There are very many ways of concealing those six dimensions, yielding more probable
stringy worlds (possibly as many as 10500!).

##
__How long is a
piece of string?__

__How long is a piece of string?__

This is why string
theory is so controversial. It apparently loses all predictive power since we
have no way of separating our world between this plenitude. And what good is a
scientific theory if it cannot make predictions?

One response is to
say that these numerous theories are not in fact so different. In fact there
are all sorts of strict relations known as dualities connecting them. More current
progresses based on these dualities include a new type of object with higher dimensions
– so called Dp-branes. These too can wrap around the dense dimensions to make possibly
visible effects.

Most outstandingly,
they can also deliver boundaries on which endpoints of strings sit. Just to confuse
things more, a new kind of theory has been found, this time in 11 dimensions:
11 dimensional supergravity - it is also very attractive mathematically.

##
__Dial M for
Multiverse:__

__Dial M for Multiverse:__

String theorists
are fond of saying that these six theories are features (special limits) of a
deeper fundamental theory, known as M-theory. In this way, individuality is
restored.

Or is it?

We still have the
spectre of the 10500 solutions or worlds.

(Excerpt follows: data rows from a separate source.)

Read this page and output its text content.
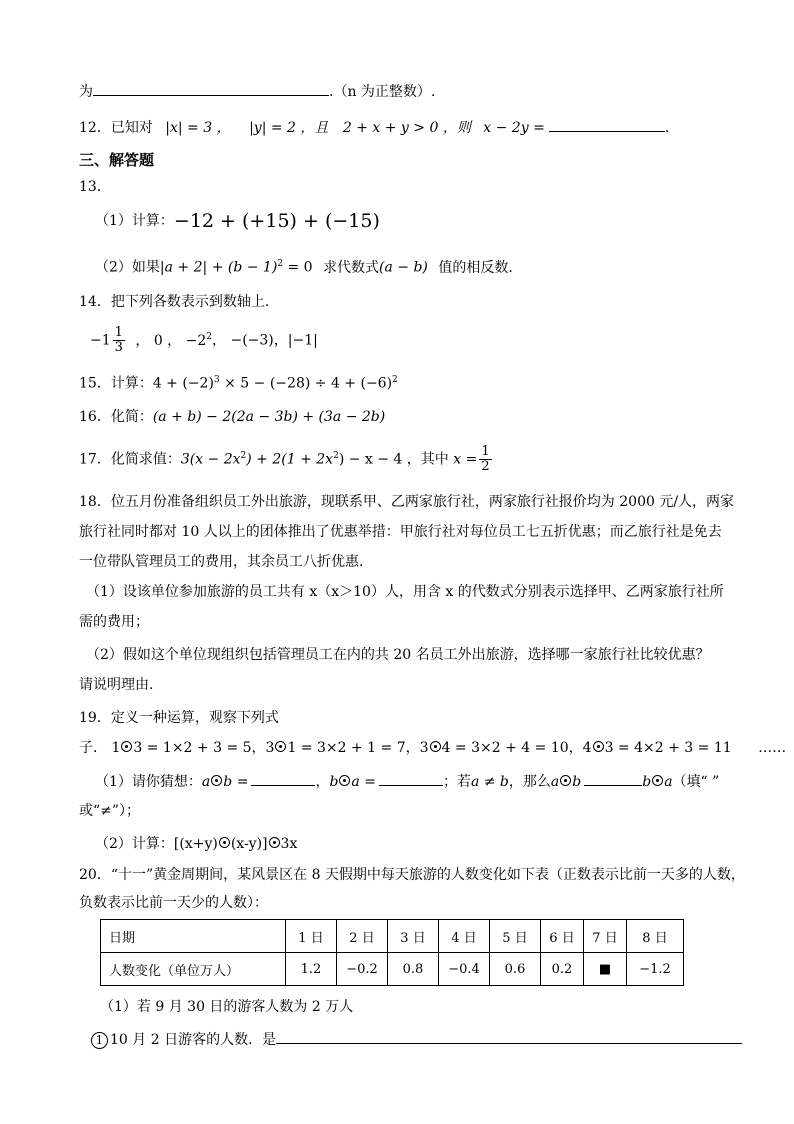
为	.（n 为正整数）.
12．已知对 |x| = 3 ， |y| = 2 ，且 2 + x + y > 0 ，则 x − 2y =	.
三、解答题
13．
（1）计算：−12 + (+15) + (−15)
（2）如果$|a + 2| + (b - 1)^2 = 0$ 求代数式(a − b) 值的相反数.
14．把下列各数表示到数轴上.
$-1 \frac{1}{3}$ ， 0 ， $-2^2$， −(−3)，|−1|
15．计算：$4 + (-2)^3 \times 5 - (-28) \div 4 + (-6)^2$
16．化简：(a + b) − 2(2a − 3b) + (3a − 2b)
17．化简求值：$3(x - 2x^2) + 2(1 + 2x^2) - x - 4$ ，其中 $x = \frac{1}{2}$
18．位五月份准备组织员工外出旅游，现联系甲、乙两家旅行社，两家旅行社报价均为 2000 元/人，两家
旅行社同时都对 10 人以上的团体推出了优惠举措：甲旅行社对每位员工七五折优惠；而乙旅行社是免去
一位带队管理员工的费用，其余员工八折优惠.
（1）设该单位参加旅游的员工共有 x（x＞10）人，用含 x 的代数式分别表示选择甲、乙两家旅行社所
需的费用；
（2）假如这个单位现组织包括管理员工在内的共 20 名员工外出旅游，选择哪一家旅行社比较优惠？
请说明理由.
19．定义一种运算，观察下列式
子． 1 3 = 1×2 + 3 = 5，3 1 = 3×2 + 1 = 7，3 4 = 3×2 + 4 = 10，4 3 = 4×2 + 3 = 11 ……
（1）请你猜想：a b =	，b a =	；若a ≠ b，那么a b	b a（填“ ”
或“≠”）；
（2）计算：[(x+y) (x-y)] 3x
20．“十一”黄金周期间，某风景区在 8 天假期中每天旅游的人数变化如下表（正数表示比前一天多的人数，
负数表示比前一天少的人数）：
日期	1 日	2 日	3 日	4 日	5 日	6 日	7 日	8 日
人数变化（单位万人）	1.2	−0.2	0.8	−0.4	0.6	0.2	■	−1.2
（1）若 9 月 30 日的游客人数为 2 万人
1 10 月 2 日游客的人数．是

The great hope is that the numeral solutions
with features like our own world’s (with its four noticeable dimensions,
particles of numerous types interacting with particular strengths, conscious
observers, and so on) will be small enough to be capable of extracting testable
predictions.

So far, though,
the only actual way of getting our world out of the theory includes the use of
a multiverse (a realistically interpreted ensemble of string theoretic worlds
with differing physical properties) joint with the anthropic principle (only
some of these worlds have what it takes to support humans).

Unnecessary to
say, this does not completely sit easy with critics of string theory!

But string theory
has been making strides in other areas of physics, remarkably in the physics of
plasmas and of superconductors. Whether this success can be repeated within its
proper realm (fundamental physics) remains to be seen.